The Taiwan complication

As the administration tries to develop its new economic approach to the region, one complicating factor for the White House has become Taiwan — especially given the way Russia’s invasion of Ukraine has focused attention on the risk of a Chinese attempt to take the island.

Some US officials want to include Taiwan, over which China claims sovereignty, to give it more of a formal role in the international system.
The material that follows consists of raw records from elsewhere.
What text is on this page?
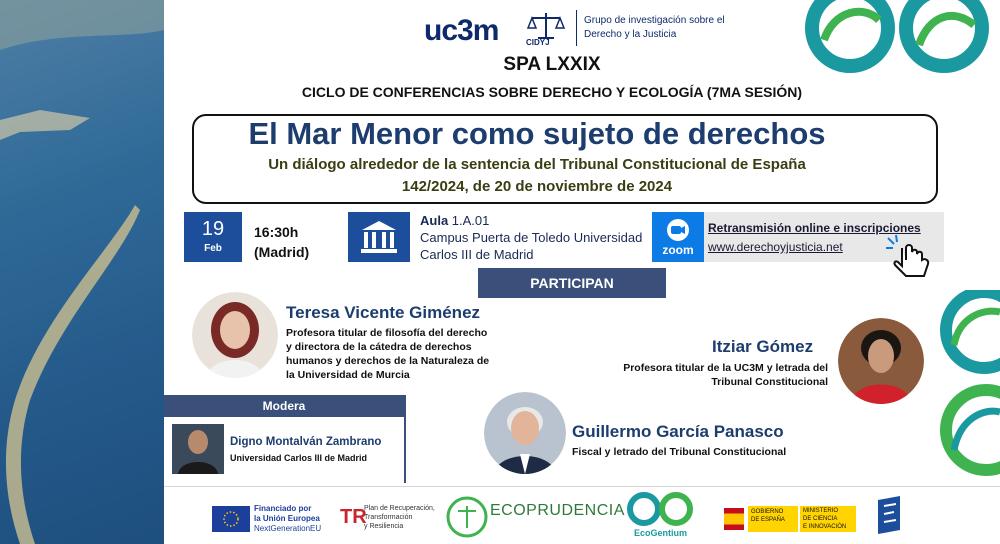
uc3m	CIDYJ
Grupo de investigación sobre el
Derecho y la Justicia
SPA LXXIX
CICLO DE CONFERENCIAS SOBRE DERECHO Y ECOLOGÍA (7MA SESIÓN)
El Mar Menor como sujeto de derechos
Un diálogo alrededor de la sentencia del Tribunal Constitucional de España
142/2024, de 20 de noviembre de 2024
19
Feb
16:30h
(Madrid)
Aula 1.A.01
Campus Puerta de Toledo Universidad
Carlos III de Madrid	zoom
Retransmisión online e inscripciones
www.derechoyjusticia.net
PARTICIPAN
Teresa Vicente Giménez
Profesora titular de filosofía del derecho
y directora de la cátedra de derechos
humanos y derechos de la Naturaleza de
la Universidad de Murcia
Itziar Gómez
Profesora titular de la UC3M y letrada del
Tribunal Constitucional
Guillermo García Panasco
Fiscal y letrado del Tribunal Constitucional
Modera
Digno Montalván Zambrano
Universidad Carlos III de Madrid
Financiado por
la Unión Europea
NextGenerationEU
TR
Plan de Recuperación,
Transformación
y Resiliencia
ECOPRUDENCIA
EcoGentium
GOBIERNO
DE ESPAÑA
MINISTERIO
DE CIENCIA
E INNOVACIÓN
But others subscribe to the view held by some countries in the region that allowing Taipei to join the framework would make it difficult for them to participate because of a likely backlash from Beijing.

“The administration needs to balance participation by Taiwan with their efforts to attract as many partners in the region as possible,” says Cutler.

Complicating matters further, a bipartisan group of more than 200 US lawmakers recently wrote to Tai and Raimondo calling for Taiwan’s inclusion to “send a clear signal that the US stands with its allies and partners and will not be bullied by . . . China”.

Tai has refused to say if Taiwan will be included. But the person familiar with the situation did not include Taiwan in the list of the eight main countries.

As the administration edges closer to launching IPEF, it has been served a stark reminder of how not being fully engaged in the region can open the door to China.

Kurt Campbell, the top White House Asia official, and Daniel Kritenbrink, the top state department official for the region, last week visited the Solomon Islands. The pair travelled to the South Pacific nation after it signed a security pact with Beijing that some worry could lead to China building a naval base in the country, which has not had a US embassy since 1993.

“The Solomon Islands is probably a good example of how we are falling short in areas where the region needs help and the Chinese are filling that void,” says Haenle.

But Kritenbrink rejects suggestions that the US had not been engaged with the Solomon Islands, listing several examples such as the provision of more than 150,000 Covid-19 vaccines in recent months, and adding that economic links were “an important component” of US policy towards Pacific Island nations.

“The central pillar of our entire strategy and engagement with the Indo-Pacific is revitalising our ties with allies, partners and friends,” he says.

Greitens applauds the new focus on economic issues, but believes it is insufficient. “IPEF is welcome but there are a lot of unanswered questions, and frankly it’s unlikely to be enough to resolve some of the big concerns,” she says. Cutler adds that the administration should have already unveiled the framework, saying, “the fact that the initiative hasn’t been launched yet diminishes the credibly of the administration”.

A second US official, who says the White House hopes to finalise IPEF by mid-June, stresses that the administration is trying to find a pragmatic approach that will help both the US middle class — which has been one of the key mantras of the Biden administration — and countries in the region.

“It’s taking a different form than the cookie cutter free trade agreement and so . . . it’s taken a little while,” she explains.